Why Frank Sinatra Could Not Stand The Author Of The Godfather

"In the house where I grew up, my mother had two pictures in the kitchen: one of the pope and one of Sinatra. And the fact that Frank Sinatra doesn't like me, or would think I would do anything to hurt him, breaks my heart," famed author of "The Godfather" Mario Puzo once said (via Good Word News). Apparently, Ol' Blue Eyes wasn't too fond of his fellow countryman and the creator of the most venerated mob drama of all time. USA Today reports that the legendary jazz singer took issue with a few details in Puzo's book and its cinematic rendition — details that he thought were aimed personally at him.

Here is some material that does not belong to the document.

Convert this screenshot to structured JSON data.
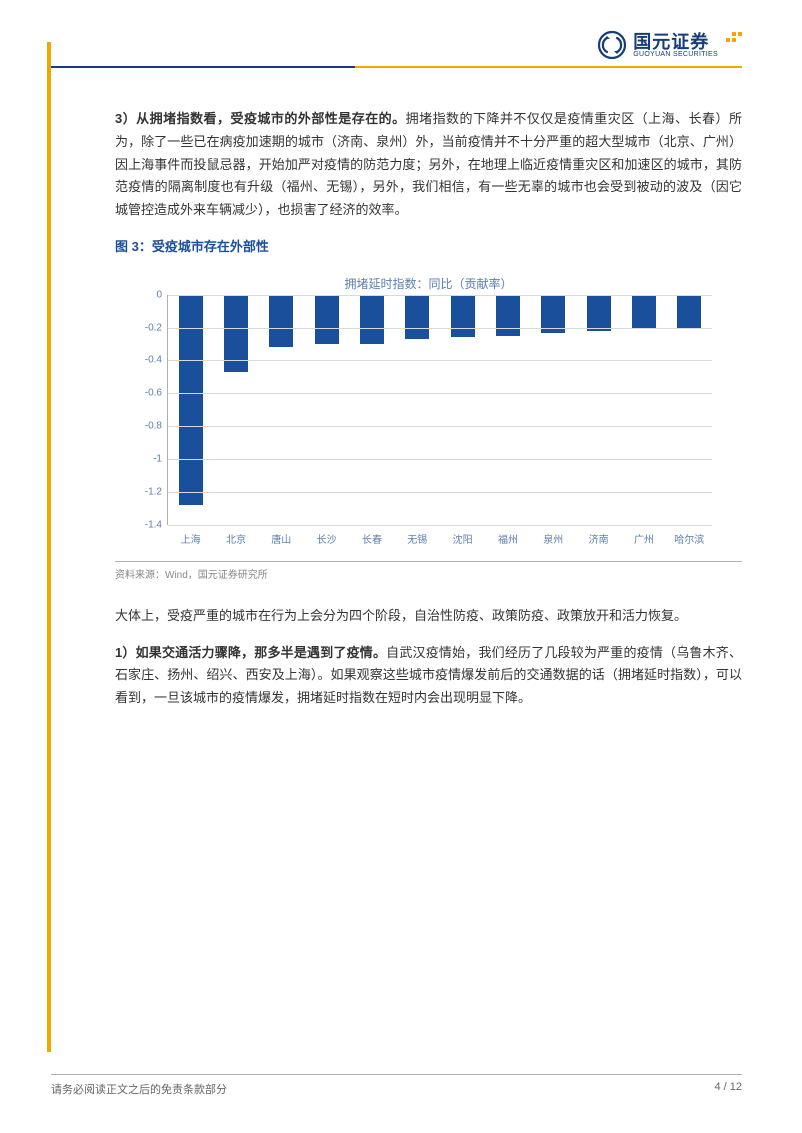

Alongside director Francis Ford Coppola, Mario Puzo crafted the screenplay for his 1969 novel that became an Academy Award-winning tour de force just a few years after it hit bookshelves. "The Godfather's" evolution from a dismal, paperbound tragedy to a prolific cinematic monument was admired by observers from all walks of life. As one New York Times review from 1969 noted, "It [the book] is the world of the Mafia in America, and the dialogue and the logic of "The Godfather" ring true enough to raise the suspicion that, at least by hearsay, Mario Puzo knows his subject well." As it turned out, Sinatra disagreed. According to him, Puzo was far more ignorant than the rest of the world thought, and he made sure to remind him of that when the opportunity arose. 

Johnny Fontaine, the other other Frank Sinatra

If you've ever seen "The Godfather" or read the book on which the 1972 film is based, you probably remember the character Johnny Fontaine. In the story, Fontaine was a famous singer whose dashing good looks and sensational voice crippled women and drove them to the brink of madness from desire. He was a cigarette-chieffing, scotch-sipping ladies' man who every man wanted to be and every woman wanted to seduce. Sound familiar? Well, it certainly did to Frank Sinatra. According to USA Today, the "New York, New York" singer accused Mario Puzo of concocting a character who was nothing more than a grotesque, distorted caricature of himself. While the author insisted that this wasn't the case, Sinatra didn't care to entertain an explanation.

Sinatra even went so far as to threaten Al Martino, who portrayed Johnny Fontaine in the film, with ex-communication from the Las Vegas nightclubs he routinely performed at if he agreed to take the role. "'If you take the role, Sinatra will bar you from Las Vegas,'" Martino recalled being told. "I'm the last guy you could threaten. I got hard-nosed about it. I took the bull by the horns!" Luckily, his choice to join the cast of "The Godfather" didn't disrupt his singing career, and Martino continued to perform in Las Vegas without any trouble, as USA Today reports.

Sinatra's choice words to Mario Puzo

Frank Sinatra and Mario Puzo once had an unsavory run-in at Chasen's, a restaurant in Beverley Hills, according to The Hollywood Reporter – and all their bubbling animosity came to a head. Puzo's friend, who was unaware of the bad blood between the two, noticed that they were both dining in the same establishment and wanted to introduce them to one another. As you'd probably expect, it didn't go so well, and onlookers recall hearing "shouts of abuse" coming from the far side of the room as Sinatra opened verbal fire on the man he so despised. "Choke. Go ahead and choke," he barked (via USA Today). Luckily, things didn't get physical, and the two went their separate ways without ever having to interact again. A re-enactment of the infamous confrontation between Puzo and Sinatra appeared in Paramount's popular new series "The Offer." In the show, Puzo seizes a dinner fork and tries to stab the singer with it, but as we now know, things didn't go that far.

"What hurt was, here he was, a Northern Italian, threatening me, a Southern Italian, with physical violence," Puzo later recalled. He described it as "roughly equivalent to Einstein pulling a knife on Al Capone" (per USA Today). If Sinatra had it his way, there's a good chance he would have slapped the author around the same way Don Corleone slapped Johnny Fontaine in "The Godfather's" opening scene.